Notice that only the order of MPI_SEND and MPI_RECV functions has changed. However, when executing the programs, Program-I is able to implement the barrier while Program-II is not.

However, to my understanding, MPI_SEND function waits until the message has been MPI_RECVed. What might the issue with the program here?

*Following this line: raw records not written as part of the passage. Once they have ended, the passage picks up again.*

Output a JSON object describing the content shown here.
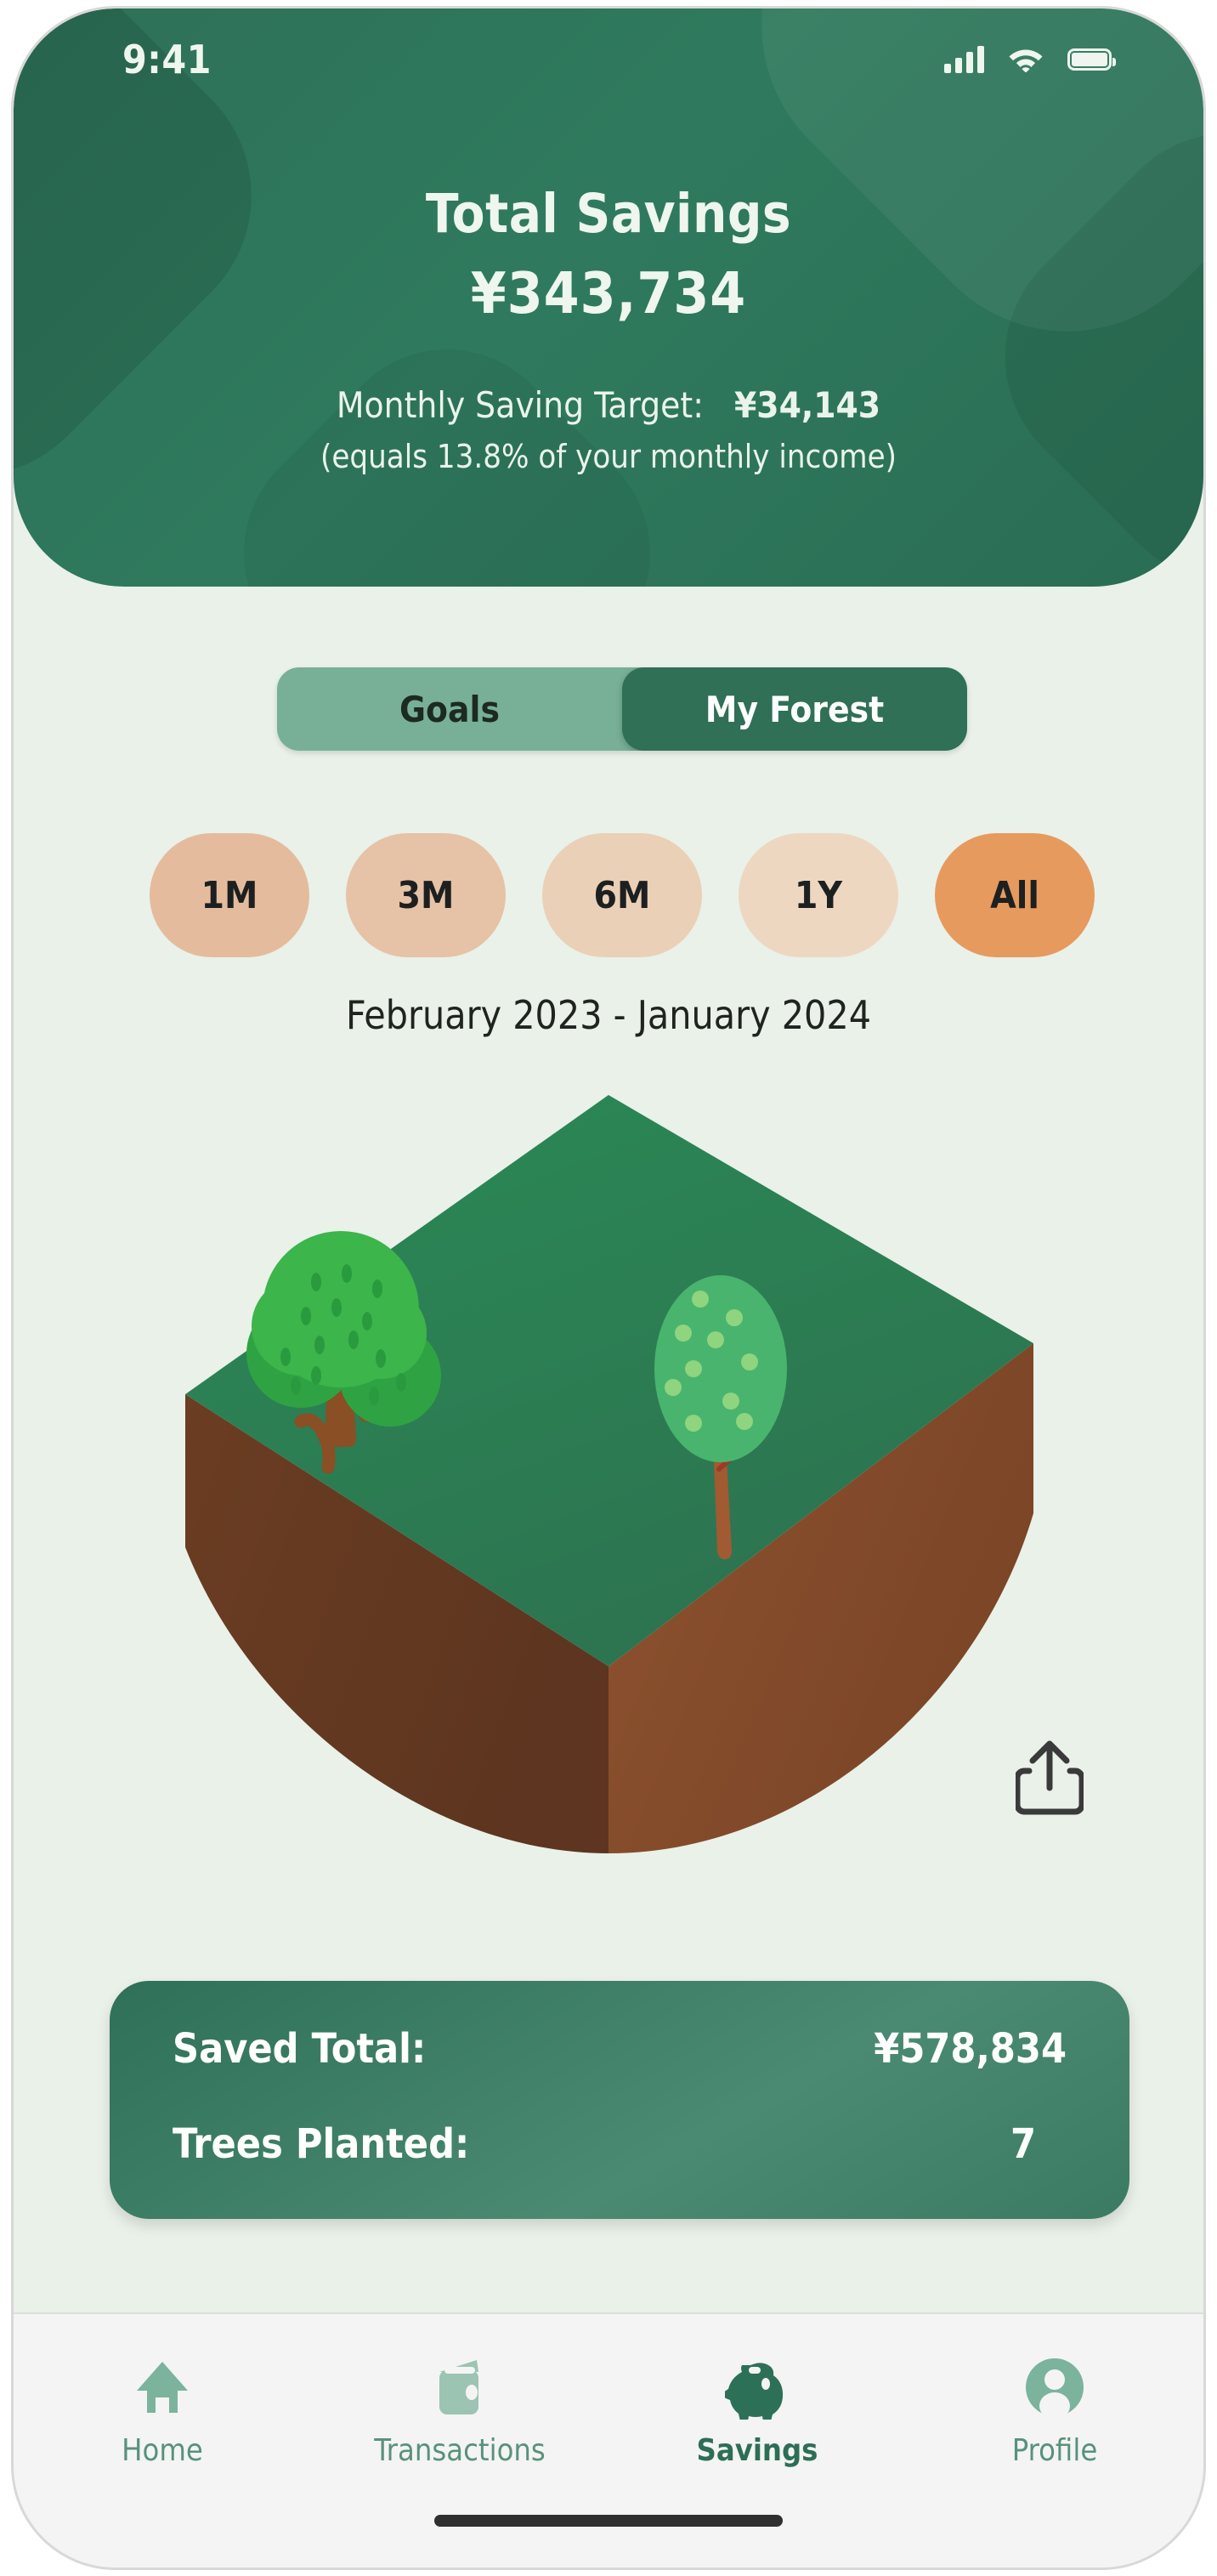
{
  "status_bar": {
    "time": "9:41",
    "signal_icon": "cellular-signal-icon",
    "wifi_icon": "wifi-icon",
    "battery_icon": "battery-full-icon"
  },
  "header": {
    "title": "Total Savings",
    "total_amount": "¥343,734",
    "target_label": "Monthly Saving Target:",
    "target_value": "¥34,143",
    "income_note": "(equals 13.8% of your monthly income)",
    "background_color": "#2f7a5e",
    "text_color": "#eef6ee"
  },
  "segmented_control": {
    "options": [
      {
        "label": "Goals",
        "selected": false
      },
      {
        "label": "My Forest",
        "selected": true
      }
    ],
    "track_color": "#77b096",
    "selected_color": "#2f7057"
  },
  "range_filter": {
    "options": [
      {
        "label": "1M",
        "selected": false
      },
      {
        "label": "3M",
        "selected": false
      },
      {
        "label": "6M",
        "selected": false
      },
      {
        "label": "1Y",
        "selected": false
      },
      {
        "label": "All",
        "selected": true
      }
    ],
    "selected_color": "#e79a5e",
    "unselected_color": "#e7c4a6"
  },
  "date_range": "February 2023 - January 2024",
  "illustration": {
    "name": "isometric-forest-plot",
    "grass_color": "#2e8055",
    "soil_color": "#7a4526",
    "tree_count": 2,
    "trees": [
      {
        "name": "broadleaf-tree",
        "canopy_color": "#3cb54a",
        "trunk_color": "#8a4f24"
      },
      {
        "name": "oval-tree",
        "canopy_color": "#49b46d",
        "trunk_color": "#9c5430"
      }
    ]
  },
  "share_button": {
    "icon": "share-icon",
    "color": "#3a3a3a"
  },
  "stats_card": {
    "rows": [
      {
        "label": "Saved Total:",
        "value": "¥578,834"
      },
      {
        "label": "Trees Planted:",
        "value": "7"
      }
    ],
    "background_color": "#3b7b63"
  },
  "tab_bar": {
    "items": [
      {
        "label": "Home",
        "icon": "home-icon",
        "active": false
      },
      {
        "label": "Transactions",
        "icon": "wallet-icon",
        "active": false
      },
      {
        "label": "Savings",
        "icon": "piggy-bank-icon",
        "active": true
      },
      {
        "label": "Profile",
        "icon": "person-icon",
        "active": false
      }
    ],
    "active_color": "#2d6e56",
    "inactive_color": "#58927c"
  }
}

It seems that MPI_SEND doesn't wait for MPI_RECV to complete.


Solution

  • MPI_Send() returns when the application can safely overwrite the send buffer. This does not imply that the message has been received by the destination process. Depending on the specifics of your MPI implementation and other factors, you might observe that MPI_Send() returns immediately for short messages, but blocks until a corresponding receive is initiated for longer messages. However, you should not rely on this behavior: according to the MPI standard, any program where a blocking send could lead to a deadlock is considered incorrect.

    MPI_Ssend() (note the double "s"), in contrast, does not return until the matching receive operation has been started by the destination MPI process.